Current measures were “balanced and proportionate ways of ensuring we can live with Covid without letting our guard down”, he told MPs.

And he said he believed that, by the planned review of plan B on 26 January, “life will return to something much much closer to normality [and] it won’t be necessary to have the restrictions that we currently have in place”.

But Labour MP Afzal Khan told him England was in “an unsustainable situation”.

“Last night, 17 hospitals across Greater Manchester announced they were suspending non-urgent surgery due to the impact of Covid-19 and at least 10 trusts across England have already been forced to declare critical incidents since Christmas,” Mr Khan told the House of Commons.

“Last week the PM said he hoped we could ride out this wave but I don’t think our hard-working NHS staff or the government’s scientific advisers would agree.”

Downing Street insisted that declarations by trusts of critical incidents “are not a good indicator necessarily of how the NHS is performing” as they might last in some cases for as little as a few hours.

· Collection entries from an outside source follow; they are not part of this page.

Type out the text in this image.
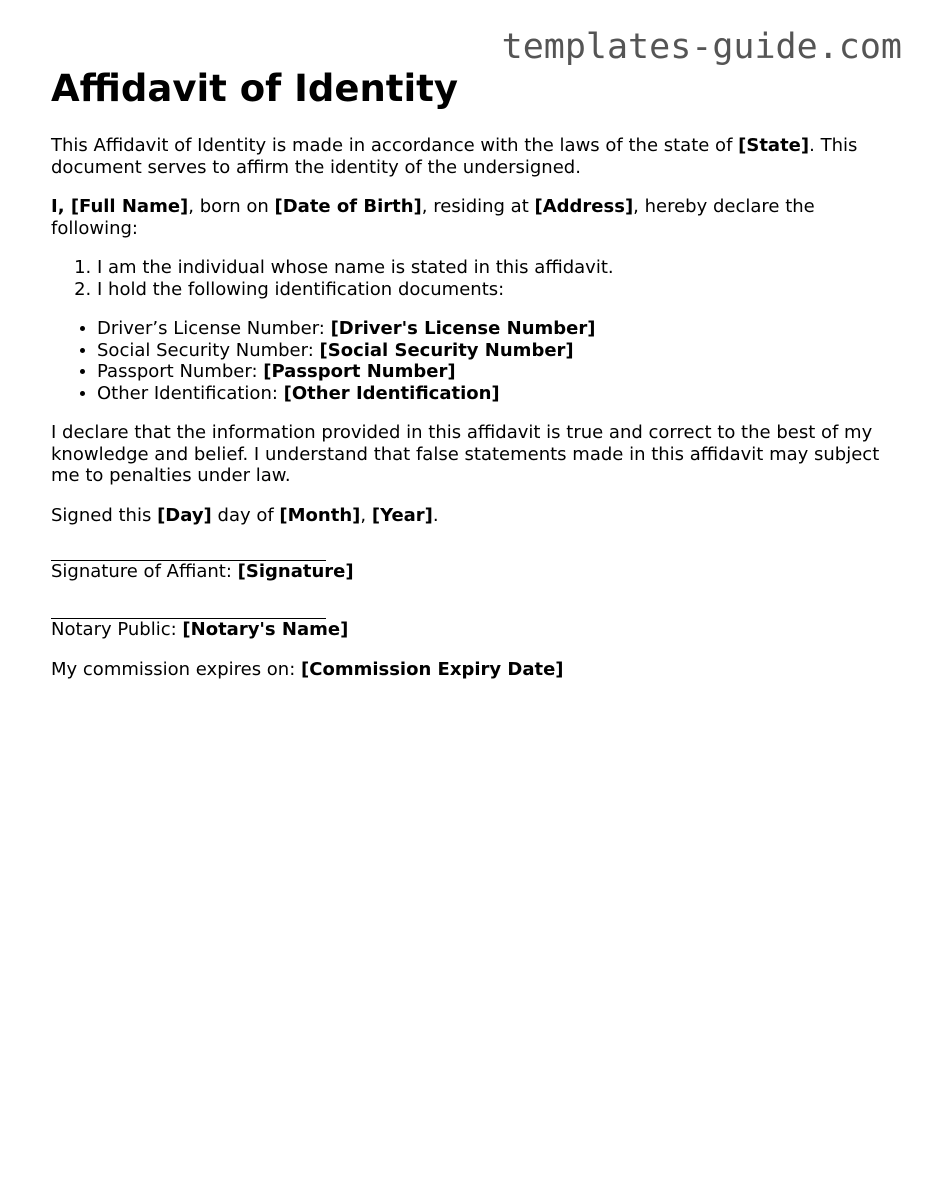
templates-guide.com
Affidavit of Identity

This Affidavit of Identity is made in accordance with the laws of the state of [State]. This document serves to affirm the identity of the undersigned.

I, [Full Name], born on [Date of Birth], residing at [Address], hereby declare the following:

1. I am the individual whose name is stated in this affidavit.
2. I hold the following identification documents:
• Driver’s License Number: [Driver's License Number]
• Social Security Number: [Social Security Number]
• Passport Number: [Passport Number]
• Other Identification: [Other Identification]

I declare that the information provided in this affidavit is true and correct to the best of my knowledge and belief. I understand that false statements made in this affidavit may subject me to penalties under law.

Signed this [Day] day of [Month], [Year].

Signature of Affiant: [Signature]
Notary Public: [Notary's Name]

My commission expires on: [Commission Expiry Date]
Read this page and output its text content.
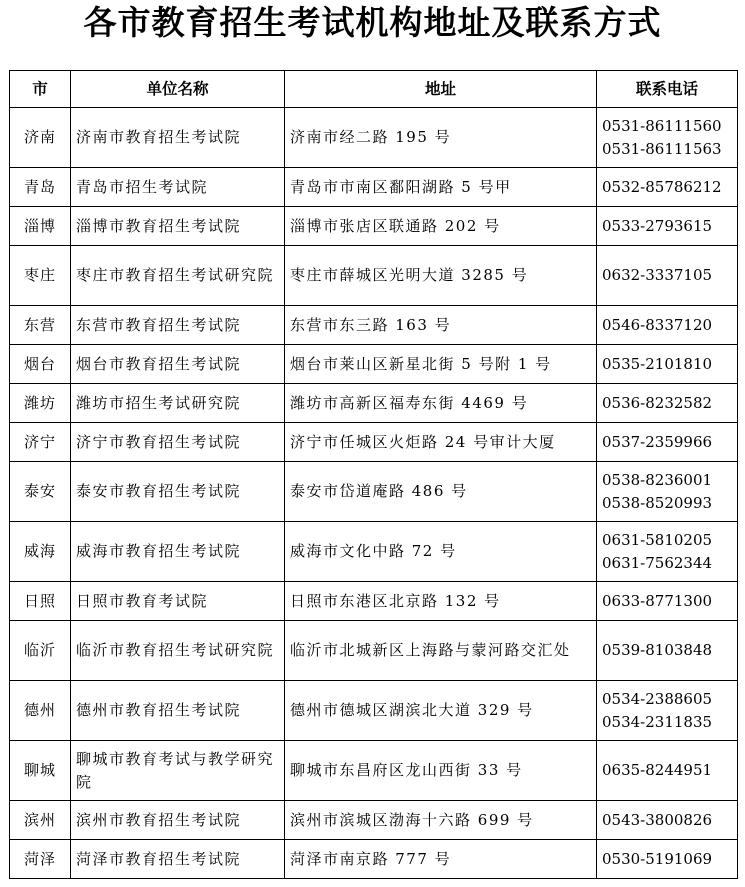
各市教育招生考试机构地址及联系方式
市	单位名称	地址	联系电话
济南	济南市教育招生考试院	济南市经二路 195 号	0531-86111560
0531-86111563

青岛	青岛市招生考试院	青岛市市南区鄱阳湖路 5 号甲	0532-85786212

淄博	淄博市教育招生考试院	淄博市张店区联通路 202 号	0533-2793615

枣庄	枣庄市教育招生考试研究院	枣庄市薛城区光明大道 3285 号	0632-3337105

东营	东营市教育招生考试院	东营市东三路 163 号	0546-8337120

烟台	烟台市教育招生考试院	烟台市莱山区新星北街 5 号附 1 号	0535-2101810

潍坊	潍坊市招生考试研究院	潍坊市高新区福寿东街 4469 号	0536-8232582

济宁	济宁市教育招生考试院	济宁市任城区火炬路 24 号审计大厦	0537-2359966

泰安	泰安市教育招生考试院	泰安市岱道庵路 486 号	0538-8236001
0538-8520993

威海	威海市教育招生考试院	威海市文化中路 72 号	0631-5810205
0631-7562344

日照	日照市教育考试院	日照市东港区北京路 132 号	0633-8771300

临沂	临沂市教育招生考试研究院	临沂市北城新区上海路与蒙河路交汇处	0539-8103848

德州	德州市教育招生考试院	德州市德城区湖滨北大道 329 号	0534-2388605
0534-2311835

聊城	聊城市教育考试与教学研究院	聊城市东昌府区龙山西街 33 号	0635-8244951

滨州	滨州市教育招生考试院	滨州市滨城区渤海十六路 699 号	0543-3800826

菏泽	菏泽市教育招生考试院	菏泽市南京路 777 号	0530-5191069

But Mr Johnson’s official spokesperson acknowledged that the NHS was facing “a challenging number of weeks” and said the possibility of additional measures had not been ruled out as it was not yet known whether the UK or England had yet reached the peak of the Omicron wave.

“It’s too early to judge what the full impact of Omicron will be, so it’s right that we keep measures under review as the public would expect,” said the spokesperson. “But as it stands – as the prime minister has been clear – we believe that we have the right package of proportionate measures in place.”

An NHS spokesperson said: “While there is no doubt January will be a tough month for staff, the NHS has tried and tested plans in place to handle increased pressure and despite these anecdotal reports, services will continue to prioritise people with cancer, a suspected stroke or heart attack.

“The NHS will continue Covid and non-Covid care so anyone who needs care should get in touch with the NHS as they usually would so they can get the support they need.”